JumpTap Issued Potentially Sweeping Mobile Ads Patent

Mobile search provider and ad network JumpTap has been issued a mobile advertising patent (No. 7,548,915) that appears to have broad implications. Here's how it's described in the press release:

The patent relates to a method for presenting an advertisement in association with a web page displayed on a mobile communication facility, the method comprising the steps of:

  • determining a first relevancy score based upon a statistical association between at least a first advertisement and one or more keywords;
  • determining a second relevancy score based upon a statistical association between at least a second advertisement and the one or more keywords;
  • receiving a web page request from the mobile communication facility;
  • receiving contextual information from the web page, wherein the contextual information includes at least the one or more keywords; and
  • presenting the first advertisement in association with the web page to be displayed on the mobile communication facility based upon a determination that the first relevancy score is greater than the second relevancy score.

The patent application was originally filed in 2006 and is among more than 30 applications that the company filed that year.
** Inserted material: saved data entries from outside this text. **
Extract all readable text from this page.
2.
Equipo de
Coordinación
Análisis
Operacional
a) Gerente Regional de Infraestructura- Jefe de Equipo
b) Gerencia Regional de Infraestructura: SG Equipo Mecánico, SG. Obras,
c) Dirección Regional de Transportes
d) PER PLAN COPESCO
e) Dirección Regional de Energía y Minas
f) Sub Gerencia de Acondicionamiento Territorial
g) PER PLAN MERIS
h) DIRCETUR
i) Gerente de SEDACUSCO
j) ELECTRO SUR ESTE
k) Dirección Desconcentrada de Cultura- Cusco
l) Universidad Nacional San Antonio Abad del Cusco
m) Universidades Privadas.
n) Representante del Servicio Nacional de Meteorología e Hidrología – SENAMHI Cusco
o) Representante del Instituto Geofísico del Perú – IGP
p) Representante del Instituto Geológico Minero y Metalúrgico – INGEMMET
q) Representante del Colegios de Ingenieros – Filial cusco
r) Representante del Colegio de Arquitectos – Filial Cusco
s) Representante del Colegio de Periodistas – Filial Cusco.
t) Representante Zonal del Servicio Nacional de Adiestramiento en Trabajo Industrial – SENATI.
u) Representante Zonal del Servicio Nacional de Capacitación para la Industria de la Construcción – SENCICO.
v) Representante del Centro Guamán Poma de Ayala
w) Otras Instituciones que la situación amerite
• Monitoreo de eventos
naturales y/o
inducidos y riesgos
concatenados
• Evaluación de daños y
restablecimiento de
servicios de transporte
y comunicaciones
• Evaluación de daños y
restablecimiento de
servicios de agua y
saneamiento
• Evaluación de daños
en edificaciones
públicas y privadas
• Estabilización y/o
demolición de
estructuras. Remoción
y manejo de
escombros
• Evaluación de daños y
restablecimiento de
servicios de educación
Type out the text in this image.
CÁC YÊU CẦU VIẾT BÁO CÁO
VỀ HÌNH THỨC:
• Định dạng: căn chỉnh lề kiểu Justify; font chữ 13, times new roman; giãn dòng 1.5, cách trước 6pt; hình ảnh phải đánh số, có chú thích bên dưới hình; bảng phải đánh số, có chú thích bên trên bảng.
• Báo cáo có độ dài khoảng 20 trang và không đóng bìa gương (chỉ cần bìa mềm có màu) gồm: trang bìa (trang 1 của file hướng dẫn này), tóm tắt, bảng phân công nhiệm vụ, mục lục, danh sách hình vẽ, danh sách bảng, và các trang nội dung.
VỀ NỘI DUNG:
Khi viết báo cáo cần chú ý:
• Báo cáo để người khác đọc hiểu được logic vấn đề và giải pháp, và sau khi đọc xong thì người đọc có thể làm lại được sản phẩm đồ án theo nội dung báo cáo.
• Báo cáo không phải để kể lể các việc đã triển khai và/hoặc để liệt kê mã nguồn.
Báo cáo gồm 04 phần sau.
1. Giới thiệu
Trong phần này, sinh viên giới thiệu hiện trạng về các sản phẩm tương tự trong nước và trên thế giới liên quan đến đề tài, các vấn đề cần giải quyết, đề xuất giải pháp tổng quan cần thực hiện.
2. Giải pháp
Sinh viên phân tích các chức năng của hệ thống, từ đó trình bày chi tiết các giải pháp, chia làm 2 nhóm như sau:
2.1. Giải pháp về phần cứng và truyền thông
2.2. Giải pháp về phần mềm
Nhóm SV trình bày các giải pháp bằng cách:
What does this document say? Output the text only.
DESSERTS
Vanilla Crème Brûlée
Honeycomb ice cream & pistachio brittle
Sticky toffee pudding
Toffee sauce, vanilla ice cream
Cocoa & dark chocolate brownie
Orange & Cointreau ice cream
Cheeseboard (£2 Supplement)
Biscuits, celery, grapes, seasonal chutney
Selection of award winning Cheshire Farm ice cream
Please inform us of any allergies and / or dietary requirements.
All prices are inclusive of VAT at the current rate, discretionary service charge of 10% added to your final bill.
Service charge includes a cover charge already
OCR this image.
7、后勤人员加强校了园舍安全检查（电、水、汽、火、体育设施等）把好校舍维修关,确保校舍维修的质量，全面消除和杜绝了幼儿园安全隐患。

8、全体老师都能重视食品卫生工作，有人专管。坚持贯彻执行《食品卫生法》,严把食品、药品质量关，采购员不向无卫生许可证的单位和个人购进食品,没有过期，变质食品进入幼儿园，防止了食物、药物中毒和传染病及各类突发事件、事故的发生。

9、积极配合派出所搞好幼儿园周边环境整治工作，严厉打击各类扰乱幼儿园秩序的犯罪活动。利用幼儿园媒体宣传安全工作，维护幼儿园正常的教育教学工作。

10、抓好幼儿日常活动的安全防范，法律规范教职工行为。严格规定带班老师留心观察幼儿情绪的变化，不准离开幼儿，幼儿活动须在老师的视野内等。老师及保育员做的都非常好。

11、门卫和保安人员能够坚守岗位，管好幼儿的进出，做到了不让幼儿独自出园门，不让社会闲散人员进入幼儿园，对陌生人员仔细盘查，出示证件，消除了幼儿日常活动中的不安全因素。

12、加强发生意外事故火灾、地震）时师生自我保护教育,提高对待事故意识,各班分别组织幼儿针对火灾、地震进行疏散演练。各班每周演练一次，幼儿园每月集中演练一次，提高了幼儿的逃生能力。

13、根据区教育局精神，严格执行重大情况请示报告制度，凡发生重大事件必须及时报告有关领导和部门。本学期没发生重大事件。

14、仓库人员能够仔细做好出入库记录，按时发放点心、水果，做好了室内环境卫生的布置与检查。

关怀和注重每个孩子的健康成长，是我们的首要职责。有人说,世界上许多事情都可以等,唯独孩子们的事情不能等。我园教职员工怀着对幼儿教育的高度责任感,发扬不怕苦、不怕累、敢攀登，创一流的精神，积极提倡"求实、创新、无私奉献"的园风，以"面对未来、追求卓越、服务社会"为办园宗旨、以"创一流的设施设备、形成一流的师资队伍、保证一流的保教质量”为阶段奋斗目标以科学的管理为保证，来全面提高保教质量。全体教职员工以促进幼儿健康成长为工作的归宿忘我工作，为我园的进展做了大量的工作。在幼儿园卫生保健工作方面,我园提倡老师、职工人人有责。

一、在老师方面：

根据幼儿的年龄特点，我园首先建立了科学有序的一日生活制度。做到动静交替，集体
The patent appears to be focused on ads responding to mobile search queries (through a variety of input methods, including voice). Here's the "background" discussion from the application:

Online search driven by Web-based search engines has proven to be one of the most significant uses of computer networks such as the Internet. Computer users can employ a variety of search tools to search for content using different user interfaces and search methods. In some circumstances, mobile device users can also access Internet search tools to search for content. However, users of many mobile devices such as cell phones encounter difficulties using search technologies intended for conventional online use. Difficulties include the inability to display appropriate content, difficulty entering queries and taking other suitable actions such as navigation in an environment adapted to full screen displays, full-sized keyboards, and high-speed network connections. Furthermore, Internet search engines are currently unable to optimally deliver search results for a mobile communication facility because these search engines are specifically designed for the Internet and not mobile uses. A need exists for improved search capabilities adapted for use with mobile communication devices. 

Again the implications appear to be very broad, however we're in a period of flux with patent law and it would be foolish to make any definitive statements at this point. However a strong IP portfolio makes the company more attractive as an acquisition target or potentially gives it another (licensing) revenue stream down the line if it remains independent.